India was slapped with 25 per cent tariffs, but the rate of tariffs was increased to 50 per cent.
Chief Economic Adviser (CEA) V Anantha Nageswaran on Thursday expressed optimism that the penal tariff imposed on certain imports will likely be withdrawn after November 30, signalling a potential easing of trade restrictions amid ongoing economic discussions.

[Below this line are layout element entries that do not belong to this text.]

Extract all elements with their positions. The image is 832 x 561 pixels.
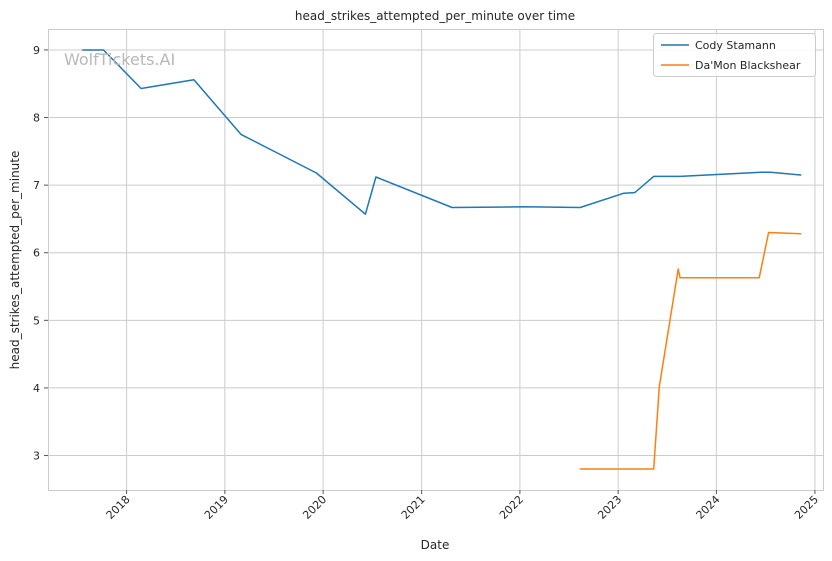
y-tick-label: 9 bbox=[33, 44, 40, 57]
series-line-da-mon-blackshear bbox=[579, 231, 802, 470]
y-tick-label: 8 bbox=[33, 112, 40, 125]
grid bbox=[48, 29, 823, 490]
legend-box bbox=[653, 33, 816, 77]
y-tick-label: 4 bbox=[33, 382, 40, 395]
watermark: WolfTickets.AI bbox=[64, 50, 175, 69]
chart-title: head_strikes_attempted_per_minute over t… bbox=[295, 9, 575, 23]
y-axis-ticks: 3 4 5 6 7 8 9 bbox=[33, 44, 48, 463]
legend-label-cody-stamann: Cody Stamann bbox=[695, 39, 776, 52]
series-layer bbox=[81, 49, 802, 470]
y-axis-label: head_strikes_attempted_per_minute bbox=[8, 151, 22, 370]
y-tick-label: 5 bbox=[33, 314, 40, 327]
plot-frame bbox=[48, 29, 824, 491]
y-tick-label: 6 bbox=[33, 247, 40, 260]
y-tick-label: 3 bbox=[33, 450, 40, 463]
series-line-cody-stamann bbox=[81, 49, 802, 215]
legend: Cody Stamann Da'Mon Blackshear bbox=[653, 33, 816, 77]
y-tick-label: 7 bbox=[33, 179, 40, 192]
x-axis-label: Date bbox=[421, 538, 450, 552]
legend-label-damon-blackshear: Da'Mon Blackshear bbox=[695, 59, 801, 72]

Speaking at an event organised by the Merchants’ Chamber of Commerce & Industry in Kolkata, CEA said, “All of us are already at work, and I will take some time to talk about the tariff here. Yes, the original reciprocal tariff of 25 per cent plus the penal tariff of 25 per cent both were not anticipated. I still believe that geopolitical circumstances may have led to the second 25 per cent tariff, but considering recent developments in the last couple of weeks and so on, I do believe that and I have no particular reason to say so it is my intuition that I do believe the penal tariff will not be there after November 30.”
“I do believe that there will be a resolution in the next couple of months on the penal tariff and hopefully on the reciprocal tariffs,” he said mentioning the continued talks between India and US.
He said India’s export growth, currently at USD 850 billion annually, is on track to reach USD 1 trillion, representing 25 per cent of GDP, indicating a healthy, open economy.